Ich habe den Eindruck, Politiker sehen ihre Aufgabe zunehmend darin, erst einmal abzuwarten und den Bürgerinnen und Bürgern gebetsmühlenartig zu versichern, dass alles in Ordnung sei und sie alles im Griff hätten. Wenn dann irgendwann akuter Handlungsbedarf besteht, thematisieren sie ganz überrascht diese im Grunde vorhersehbare Entwicklung und beschäftigen sich intensiv mit Schuldzuweisungen. Köpfe rollen und oder schauen dumm aus der Wäsche bzw. aus Schlips und Perlenkette. Dann wird die ach so vertraute Raute gezeigt, die irgendwie eine beruhigende Wirkung auszuüben scheint. Das ist ein Phänomen, wenn man bedenkt, dass dabei 80 % der Finger nach unten gerichtet sind. Aber das ist wohl noch niemandem aufgefallen.

Fange ich etwa gerade wieder an zu grübeln? Nein ich schreibe über die Straße meiner Kindheit. Ja mein Elternhaus liegt mitten in der Stadt. Inzwischen ist die Wohngegend wieder begehrt und manche Häuser werden komplett renoviert. Ich gehe immer gerne durch die Straße und schaue mir an, was sich so tut. Dann stelle ich mir vor, wie schön es wäre, wenn alle Häuser wieder so aussehen würden, wie vor über hundert Jahren, mit den Stuckfassaden, den Säulenaufgängen und den hohen Fenstern.

So ging ich weiter bis an die Ecke zum Tante Emma Laden, der jetzt ein unentbehrlicher Onkel Ösyl-Laden ist. Dort sahen mich makellos schöne Himbeerkuchen-Stücke an, denen ich nicht widerstehen konnte. Der klare Tortenguss auf den wohlgeformten Himbeeren glänzte verführerisch.

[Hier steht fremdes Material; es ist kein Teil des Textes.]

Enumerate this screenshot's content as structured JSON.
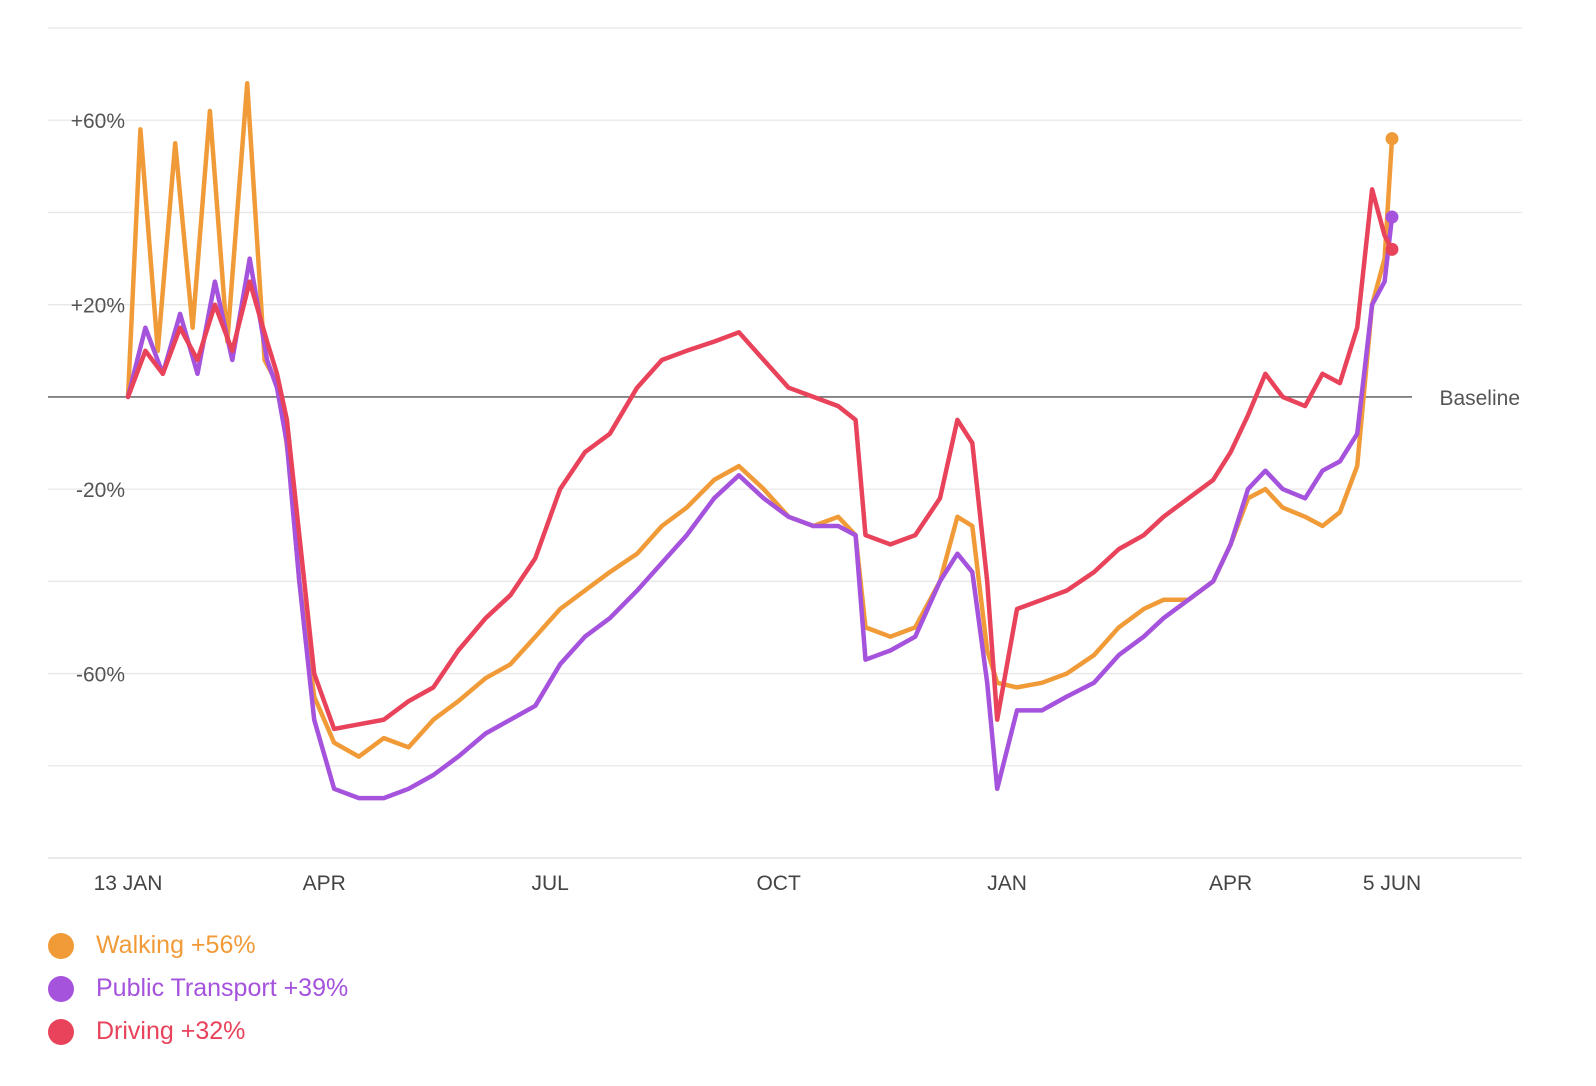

Aber man soll eben nicht nur nach dem Äußeren gehen. Zu Hause am Kaffeetisch glaubte ich, meinen Geschmacksknospen nicht zu trauen. Der Guss schmeckte, als hätte der beliefernde Bäcker Parfum hineingeschüttet. Ich denke, der Bäcker musste verliebt gewesen sein oder unter Körpergeruch leiden, oder beides. So bin ich einmal wieder desillusioniert worden, was Kuchen kaufen betrifft. Für mich allein ist das kein Problem, weil ich inzwischen sowieso lieber ein Sandwich oder ein Brötchen zum Nachmittagstee mag.

Und so träumte ich von einer Etagere voller Gurken- und Kresse-Sandwiches, während meine Mutter mich immer wieder dasselbe fragte.